The study reveals that, throughout history, northern Europe has tended to get wetter and southern Europe to get drier during warmer periods. They also observe that recent changes in drought patterns are not unprecedented as yet and emphasising that continuing to improve understanding of the relationship between summer heat and drought is critical to projecting flood and drought risks.
The new study, published in Environmental Research Letters, explores the relationship between summer temperature and drought using weather measurements going back to the 18th century and tree-ring reconstructions of temperature and drought going back to the 9th century. The team then compared the picture of past temperature and drought, revealed by the tree-ring records, to simulations from the same climate models that are used to predict future climate.
This comparison revealed that the climate model simulations show a too strong relationship between warm and dry summers, and do not capture that a large part of Europe has received more precipitation, not less, when it has been warm in the past 12 centuries.
Project leader Dr. Fredrik Charpentier Ljungqvist, Associate Professor at Stockholm University, said these new findings are important as we are able to see for the first time that the relationship between summer temperature and drought in modern weather measurements has persisted for at least 12 centuries. “We can also see that wetting trend in northern Europe, and drying trend in southern Europe, during the 20th century is not unprecedented over this time perspective,” he said.

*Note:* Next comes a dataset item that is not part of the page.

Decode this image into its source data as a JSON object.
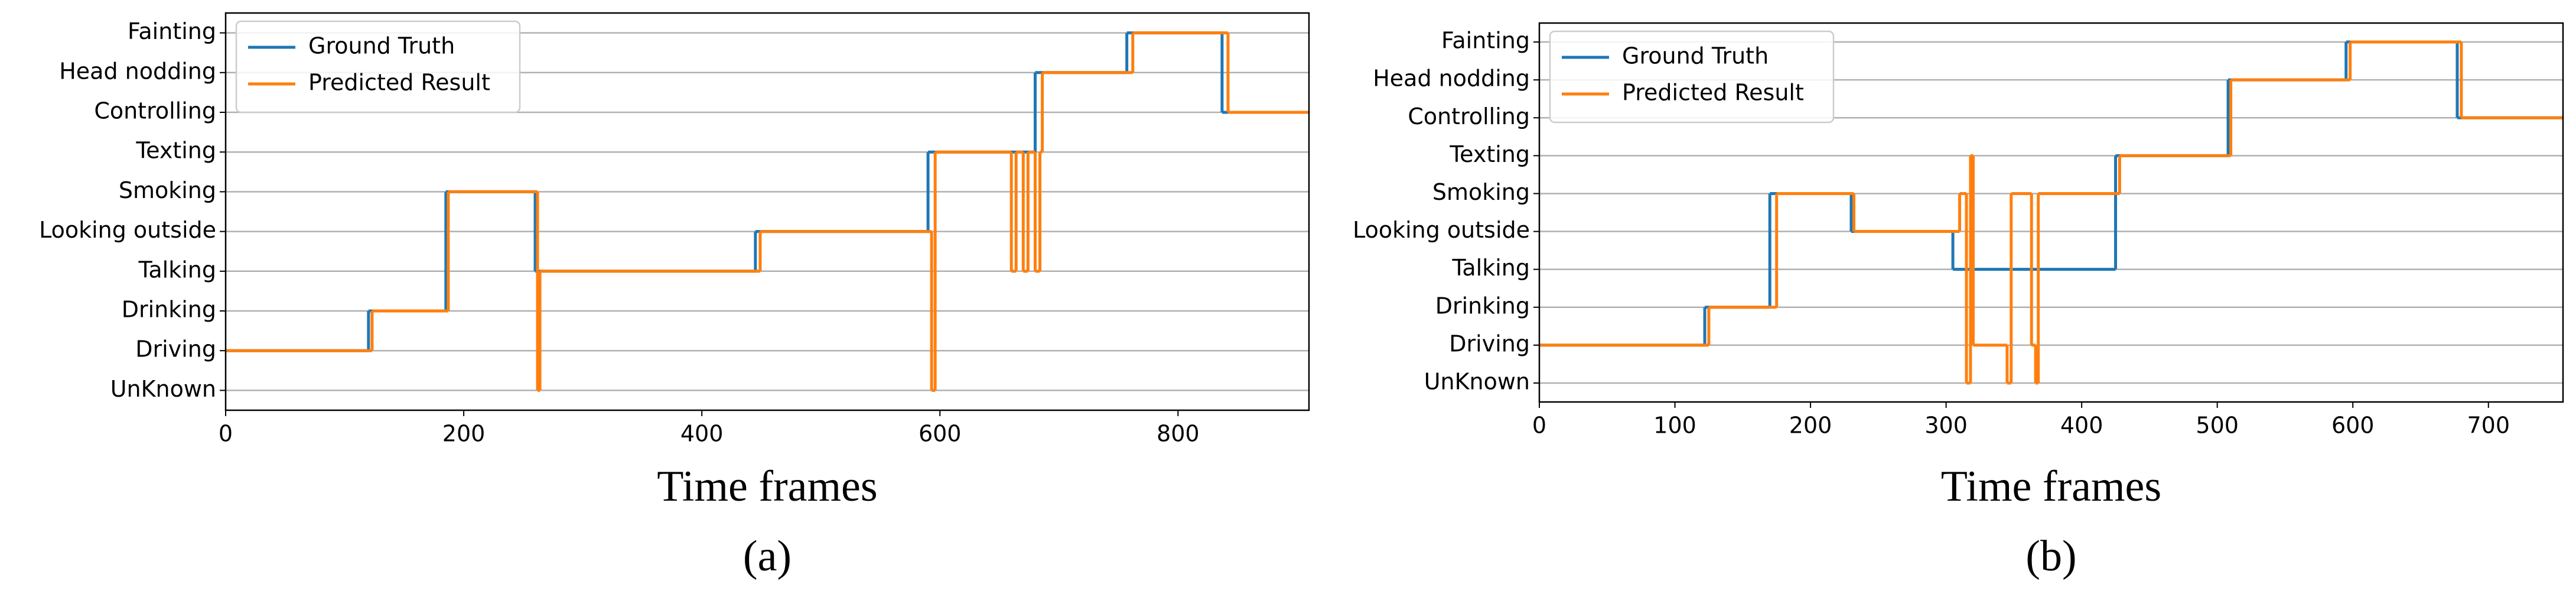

Going on to discuss the climate model results, Dr. Ljungqvist said: “Crucially, our study shows that the very strong link between warm and dry periods being simulated in the climate models could be too simple. It’s not a picture backed up by the weather records and tree-ring data. The climate model simulations seem to underestimate how large part of Europe actually experiences wetter summers when the climate is warmer.”
“Our study implies a possible exaggeration in the climate models of temperature-driven drought risk in parts of northern Europe under global warming. But this also means that the models may well underestimate future excessive precipitation, with associated flood risks, in northern Europe,” continues Dr. Ljungqvist.